Стихи, литературные четверги, жизнь, голодная, но прекрасная, наполненная любовью, романами и легкомысленными обсуждениями, кто в кого влюблен, – все закончилось. Закрыли занавес, прекрасное представление завершилось, декорации разбирают, актеры смывают грим...
– Это конец, – обнимая Лилю, плакала Ася. – Мы все жили в карточном домике, кто-то подул на него, и он упал... Я знаю, что это конец, больше никогда, никогда ничего не будет...
– Нет, не все, нет, не конец, – обнимая Асю, плакала Лиля. – Я знаю, что это не конец, все еще будет...

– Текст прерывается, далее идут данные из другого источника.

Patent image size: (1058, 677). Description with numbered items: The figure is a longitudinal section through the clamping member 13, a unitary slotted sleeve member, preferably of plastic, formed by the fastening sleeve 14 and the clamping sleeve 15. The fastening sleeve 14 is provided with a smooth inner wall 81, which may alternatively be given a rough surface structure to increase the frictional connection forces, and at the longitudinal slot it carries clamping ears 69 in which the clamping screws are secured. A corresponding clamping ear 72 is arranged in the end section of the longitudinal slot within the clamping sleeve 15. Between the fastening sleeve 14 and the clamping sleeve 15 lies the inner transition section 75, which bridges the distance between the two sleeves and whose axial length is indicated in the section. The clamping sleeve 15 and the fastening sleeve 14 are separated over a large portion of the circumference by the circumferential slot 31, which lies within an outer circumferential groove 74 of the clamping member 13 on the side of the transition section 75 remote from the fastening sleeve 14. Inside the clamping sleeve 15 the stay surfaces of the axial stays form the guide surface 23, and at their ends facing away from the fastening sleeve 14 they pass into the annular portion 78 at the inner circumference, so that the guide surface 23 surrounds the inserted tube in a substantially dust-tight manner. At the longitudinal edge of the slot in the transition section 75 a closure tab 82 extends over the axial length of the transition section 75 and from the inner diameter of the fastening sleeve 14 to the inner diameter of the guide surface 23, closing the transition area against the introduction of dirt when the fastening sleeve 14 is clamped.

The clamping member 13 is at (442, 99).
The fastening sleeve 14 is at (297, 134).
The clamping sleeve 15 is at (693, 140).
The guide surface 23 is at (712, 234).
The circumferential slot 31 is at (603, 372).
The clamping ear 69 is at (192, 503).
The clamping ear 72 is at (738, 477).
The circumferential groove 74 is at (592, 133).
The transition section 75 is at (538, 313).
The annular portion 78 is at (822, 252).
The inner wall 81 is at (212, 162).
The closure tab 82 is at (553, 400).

Произошло непонятное, невозможное – арестовали Мэтра. Девушки пришли, как обычно, в Дом искусств и застали там панику, растерянность, недоумение: к Мэтру приехали ночью, забрали, отвезли в тюрьму. За что, почему?.. Никаких сведений не было – говорили только, что у Мэтра при аресте в руках была «Илиада», с ней же его привезли в Чека, а потом «Илиаду» отобрали. От этого было еще страшней, – ПОЧЕМУ отобрали «Илиаду», разве это нельзя?..
Творческая интеллигенция Петрограда была расколота на два враждебных лагеря: тех, кто яростно ненавидел советскую власть и отвергал любое с ней взаимодействие, и тех, кто выступал за помощь новому режиму в культурных задачах в приемлемой для себя форме сотрудничества – работа в издательстве «Всемирная литература», в Доме искусств, преподавание... Мэтр – сотрудничал. Никто в Доме искусств не понимал, что Мэтр мог сделать власти, не за стихи же его арестовали, а кроме литературы Мэтр ничем не занимался... Студийцы испытывали изумление, смешанное со страхом, – ведь если могли так поступить с Мэтром, Поэтом (а поэт выше всех остальных людей, утверждал Мэтр), то это может произойти с каждым из них. В квартире на Надеждинской все замерло, и даже крик Фаины сменился громким театральным шепотом... Вот оно как оказалось: можно было смеяться над советской властью, как Леничка, не замечать власть, как Ася с Лилей, доброжелательно улыбаться власти, как Мирон Давидович, – и это были ИМИ ЗАДАННЫЕ отношения с властью, сводящиеся к «я тебя не трогаю, и ты меня не трогай», – но неужели власть в любой момент может САМА вступить с ними в отношения, какие захочет – ПРИЕХАТЬ НОЧЬЮ, ЗАБРАТЬ, ОТВЕЗТИ В ТЮРЬМУ, ЗА ЧТО?.. Фаина нервничала и, кажется, впервые сама точно не знала, чего хочет и как кому скомандовать. Не хотела выпускать девочек из дома, – кто знает, где эти дурочки будут болтаться и о чем болтать; не хотела, чтобы они были дома, – придут за ними, а их дома нет... и каждый час ей по-разному казалось для них безопасней.